Estas 6 grandes acciones tienen precios de ganga en este momento y son una apuesta mucho mejor que las grandes tecnológicas.
Actualizado : 15:20
Puntos clave
- El S&P 500 se ha convertido en un índice excesivamente concentrado en grandes tecnológicas.
- Existen compañías de alta calidad cotizando a múltiplos claramente inferiores al mercado.
- El enfoque en valoración vuelve a ganar peso frente a la narrativa de crecimiento.
Durante años se ha repetido que la forma más segura de invertir consiste en comprar el S&P 500 y olvidarse. Hoy esa estrategia tiene una debilidad evidente: el índice se ha convertido, de facto, en una apuesta muy concentrada en un puñado de grandes tecnológicas. Esto ha generado un fuerte desequilibrio entre valoraciones, dejando amplias zonas del mercado con descuentos poco habituales.
La consecuencia directa es una brecha muy acusada entre los múltiplos del sector tecnológico y los del resto del mercado. Mientras algunas grandes tecnológicas siguen cotizando a valoraciones exigentes, muchas compañías sólidas se mueven en PER de apenas dos dígitos, a pesar de contar con modelos de negocio estables y capacidad de crecimiento razonable.
Comprar buenos negocios a precios normales
Una de las claves de este enfoque es no confundir inversión en valor con comprar negocios mediocres. La idea es identificar empresas de calidad que el mercado está valorando como si fueran ordinarias.

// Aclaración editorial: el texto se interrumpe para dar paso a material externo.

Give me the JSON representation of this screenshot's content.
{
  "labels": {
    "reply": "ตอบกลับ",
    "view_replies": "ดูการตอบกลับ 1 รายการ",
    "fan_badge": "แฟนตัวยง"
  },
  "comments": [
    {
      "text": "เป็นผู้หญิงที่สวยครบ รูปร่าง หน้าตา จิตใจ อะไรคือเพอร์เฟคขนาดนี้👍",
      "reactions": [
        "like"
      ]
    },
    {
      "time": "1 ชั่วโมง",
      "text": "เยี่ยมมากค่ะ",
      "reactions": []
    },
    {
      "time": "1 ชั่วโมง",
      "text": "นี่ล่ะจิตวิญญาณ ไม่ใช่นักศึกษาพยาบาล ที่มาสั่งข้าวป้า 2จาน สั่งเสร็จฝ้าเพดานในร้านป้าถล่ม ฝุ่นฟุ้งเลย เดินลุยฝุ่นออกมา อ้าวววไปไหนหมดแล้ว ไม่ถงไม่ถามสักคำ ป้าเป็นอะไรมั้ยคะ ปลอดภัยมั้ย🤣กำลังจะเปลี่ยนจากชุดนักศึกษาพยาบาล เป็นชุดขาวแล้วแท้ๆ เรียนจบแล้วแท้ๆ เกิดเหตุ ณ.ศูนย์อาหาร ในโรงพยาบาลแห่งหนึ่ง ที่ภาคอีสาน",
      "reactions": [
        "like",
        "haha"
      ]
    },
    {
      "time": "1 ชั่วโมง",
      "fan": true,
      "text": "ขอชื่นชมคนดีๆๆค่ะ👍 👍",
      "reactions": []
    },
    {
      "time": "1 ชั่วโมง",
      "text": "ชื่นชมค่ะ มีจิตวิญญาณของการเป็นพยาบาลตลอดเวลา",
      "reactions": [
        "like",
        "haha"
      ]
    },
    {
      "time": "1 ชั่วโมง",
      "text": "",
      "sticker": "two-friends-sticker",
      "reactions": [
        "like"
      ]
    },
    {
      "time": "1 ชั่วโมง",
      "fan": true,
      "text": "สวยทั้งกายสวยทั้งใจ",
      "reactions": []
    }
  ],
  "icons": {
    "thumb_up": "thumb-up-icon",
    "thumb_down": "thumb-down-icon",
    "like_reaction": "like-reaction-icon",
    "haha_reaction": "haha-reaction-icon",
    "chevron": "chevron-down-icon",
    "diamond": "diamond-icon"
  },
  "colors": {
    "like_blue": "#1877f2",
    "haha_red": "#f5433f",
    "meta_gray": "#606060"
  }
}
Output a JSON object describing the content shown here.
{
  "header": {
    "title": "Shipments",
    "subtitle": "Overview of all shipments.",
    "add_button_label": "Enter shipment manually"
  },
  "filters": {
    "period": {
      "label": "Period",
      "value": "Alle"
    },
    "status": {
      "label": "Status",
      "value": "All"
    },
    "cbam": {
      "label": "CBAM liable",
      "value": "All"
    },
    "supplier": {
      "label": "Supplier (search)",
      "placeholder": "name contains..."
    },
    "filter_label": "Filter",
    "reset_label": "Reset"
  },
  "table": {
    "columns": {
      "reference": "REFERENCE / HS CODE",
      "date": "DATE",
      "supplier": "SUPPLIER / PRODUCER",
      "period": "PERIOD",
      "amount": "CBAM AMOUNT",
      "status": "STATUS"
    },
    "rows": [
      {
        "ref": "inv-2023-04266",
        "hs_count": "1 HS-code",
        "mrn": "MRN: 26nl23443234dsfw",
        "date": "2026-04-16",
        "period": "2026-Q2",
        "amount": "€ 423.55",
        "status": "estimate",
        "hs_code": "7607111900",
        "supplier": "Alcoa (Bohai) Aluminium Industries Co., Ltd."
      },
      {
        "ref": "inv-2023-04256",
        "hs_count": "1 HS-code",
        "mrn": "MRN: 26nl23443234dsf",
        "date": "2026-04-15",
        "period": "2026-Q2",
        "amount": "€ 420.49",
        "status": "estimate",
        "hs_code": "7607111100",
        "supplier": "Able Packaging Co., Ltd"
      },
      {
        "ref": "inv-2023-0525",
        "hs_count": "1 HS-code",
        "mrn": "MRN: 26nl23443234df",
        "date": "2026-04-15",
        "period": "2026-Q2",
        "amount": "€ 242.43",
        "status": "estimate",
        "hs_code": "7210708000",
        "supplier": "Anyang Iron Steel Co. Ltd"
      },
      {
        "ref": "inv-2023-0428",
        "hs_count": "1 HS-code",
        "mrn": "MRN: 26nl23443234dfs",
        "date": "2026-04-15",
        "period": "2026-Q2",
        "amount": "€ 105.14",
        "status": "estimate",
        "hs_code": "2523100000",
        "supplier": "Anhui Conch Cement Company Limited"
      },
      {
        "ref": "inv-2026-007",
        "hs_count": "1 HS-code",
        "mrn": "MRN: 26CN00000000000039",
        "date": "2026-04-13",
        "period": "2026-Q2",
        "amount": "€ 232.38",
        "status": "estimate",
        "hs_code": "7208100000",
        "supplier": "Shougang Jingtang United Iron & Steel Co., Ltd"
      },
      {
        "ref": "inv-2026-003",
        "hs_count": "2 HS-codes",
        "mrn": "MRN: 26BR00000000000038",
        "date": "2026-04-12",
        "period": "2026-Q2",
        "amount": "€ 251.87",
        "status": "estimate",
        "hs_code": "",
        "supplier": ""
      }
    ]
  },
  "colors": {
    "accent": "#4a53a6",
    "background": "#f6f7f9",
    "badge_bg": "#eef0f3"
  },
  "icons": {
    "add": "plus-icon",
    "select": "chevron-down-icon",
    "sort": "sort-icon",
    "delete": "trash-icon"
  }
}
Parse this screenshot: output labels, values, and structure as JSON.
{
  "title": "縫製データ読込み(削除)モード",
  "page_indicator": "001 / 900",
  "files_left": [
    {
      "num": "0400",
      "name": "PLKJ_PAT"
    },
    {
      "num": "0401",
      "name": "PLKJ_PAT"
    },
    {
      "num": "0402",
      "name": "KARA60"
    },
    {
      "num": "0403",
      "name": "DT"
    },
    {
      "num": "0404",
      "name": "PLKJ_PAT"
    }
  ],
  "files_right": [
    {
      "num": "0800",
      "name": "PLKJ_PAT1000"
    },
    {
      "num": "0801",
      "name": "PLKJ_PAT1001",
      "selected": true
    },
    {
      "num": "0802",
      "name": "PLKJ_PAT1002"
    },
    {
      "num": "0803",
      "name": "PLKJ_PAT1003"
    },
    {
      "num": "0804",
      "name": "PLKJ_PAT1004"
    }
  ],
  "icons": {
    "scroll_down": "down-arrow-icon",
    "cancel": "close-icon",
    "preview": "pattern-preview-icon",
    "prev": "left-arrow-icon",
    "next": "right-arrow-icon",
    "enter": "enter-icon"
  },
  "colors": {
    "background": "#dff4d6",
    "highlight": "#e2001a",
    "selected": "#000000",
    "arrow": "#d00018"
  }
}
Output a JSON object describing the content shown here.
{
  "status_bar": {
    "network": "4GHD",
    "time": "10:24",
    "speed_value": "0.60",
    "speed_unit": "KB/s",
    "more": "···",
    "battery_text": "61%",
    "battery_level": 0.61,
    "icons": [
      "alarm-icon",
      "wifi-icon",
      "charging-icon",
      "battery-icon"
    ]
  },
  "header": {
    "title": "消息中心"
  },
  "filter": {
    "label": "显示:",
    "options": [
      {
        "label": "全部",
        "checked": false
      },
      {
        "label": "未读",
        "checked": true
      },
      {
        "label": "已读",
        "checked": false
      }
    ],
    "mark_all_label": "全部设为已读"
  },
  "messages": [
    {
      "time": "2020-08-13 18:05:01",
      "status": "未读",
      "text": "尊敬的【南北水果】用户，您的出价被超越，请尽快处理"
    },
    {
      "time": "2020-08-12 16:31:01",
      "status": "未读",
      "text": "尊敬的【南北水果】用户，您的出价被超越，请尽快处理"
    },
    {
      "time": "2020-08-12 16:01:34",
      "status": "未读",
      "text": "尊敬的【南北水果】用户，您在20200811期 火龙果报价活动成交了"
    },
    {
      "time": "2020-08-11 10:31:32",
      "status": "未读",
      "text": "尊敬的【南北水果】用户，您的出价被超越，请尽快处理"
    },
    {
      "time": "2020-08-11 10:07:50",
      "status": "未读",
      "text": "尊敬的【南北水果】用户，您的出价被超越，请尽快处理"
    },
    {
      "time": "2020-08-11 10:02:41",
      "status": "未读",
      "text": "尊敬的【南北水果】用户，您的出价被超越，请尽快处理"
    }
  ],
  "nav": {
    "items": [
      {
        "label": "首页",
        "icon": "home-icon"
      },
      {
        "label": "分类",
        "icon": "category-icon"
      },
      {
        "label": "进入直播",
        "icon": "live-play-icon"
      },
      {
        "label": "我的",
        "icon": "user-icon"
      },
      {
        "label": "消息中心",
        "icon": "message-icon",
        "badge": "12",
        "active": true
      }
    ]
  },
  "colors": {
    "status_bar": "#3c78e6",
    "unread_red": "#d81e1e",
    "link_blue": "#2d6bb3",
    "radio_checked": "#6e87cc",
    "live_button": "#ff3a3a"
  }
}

Es el caso de Charles Schwab, una plataforma financiera con una posición muy sólida en servicios de inversión de bajo coste. La compañía no solo gana cuota de mercado, sino que además se beneficia de la reinversión progresiva de su cartera de bonos a tipos de interés más altos, lo que debería impulsar el crecimiento del beneficio en los próximos ejercicios. Aun así, el mercado la valora como si fuera un negocio sin crecimiento.
Otro ejemplo es Airbnb. Aunque cotiza con prima frente al mercado, esa valoración no refleja plenamente el potencial de nuevas líneas de negocio ligadas a experiencias, eventos y actividades. Si esta expansión se consolida, el crecimiento del beneficio a medio plazo podría ser muy superior al que hoy descuenta el mercado.
Negocios normales, precios extraordinarios
Otra fuente de oportunidades aparece cuando empresas correctas, pero no excepcionales, cotizan a precios que exigen muy poco para justificar una revalorización.
En el sector de equipamiento médico, Zimmer Biomet cotiza con un descuento muy elevado frente a su principal competidor. Nadie discute que este último tenga un perfil de mayor crecimiento, pero la diferencia de múltiplos parece excesiva en relación con esa brecha de calidad.
Algo similar ocurre con Citigroup. El banco cuenta con un negocio relevante de servicios de tesorería, está inmerso en un proceso de mejora de eficiencia y devuelve capital al accionista vía recompras. Aun así, cotiza cerca de su valor en libros, muy por debajo de otros grandes bancos estadounidenses.
Valor oculto por distorsiones contables
En algunos casos, las oportunidades surgen porque las normas contables penalizan artificialmente el beneficio a corto plazo, ocultando el valor real del negocio.
Salesforce es un buen ejemplo. La compañía invierte de forma intensa en captación de clientes, costes que deben contabilizarse de inmediato aunque generen valor durante muchos años. Esto reduce el beneficio reportado y hace que el múltiplo aparente sea más bajo de lo que realmente corresponde.
En el sector energético, Targa Resources sufre un efecto similar. Sus activos se deprecian contablemente en plazos mucho más cortos que su vida económica real, lo que deprime el beneficio actual y distorsiona la valoración.
Qué se evita en este entorno
En paralelo, se mantiene una postura muy prudente con la gran tecnología. La elevada concentración del índice y las valoraciones exigentes hacen que, desde un punto de vista de riesgo-retorno, resulte más atractivo construir carteras claramente diferenciadas del S&P 500.
La conclusión es clara: el mercado ofrece hoy una combinación poco habitual de diversificación, calidad y descuento fuera de los grandes nombres tecnológicos. En un entorno así, la inversión en valor bien entendida vuelve a tener todo el sentido.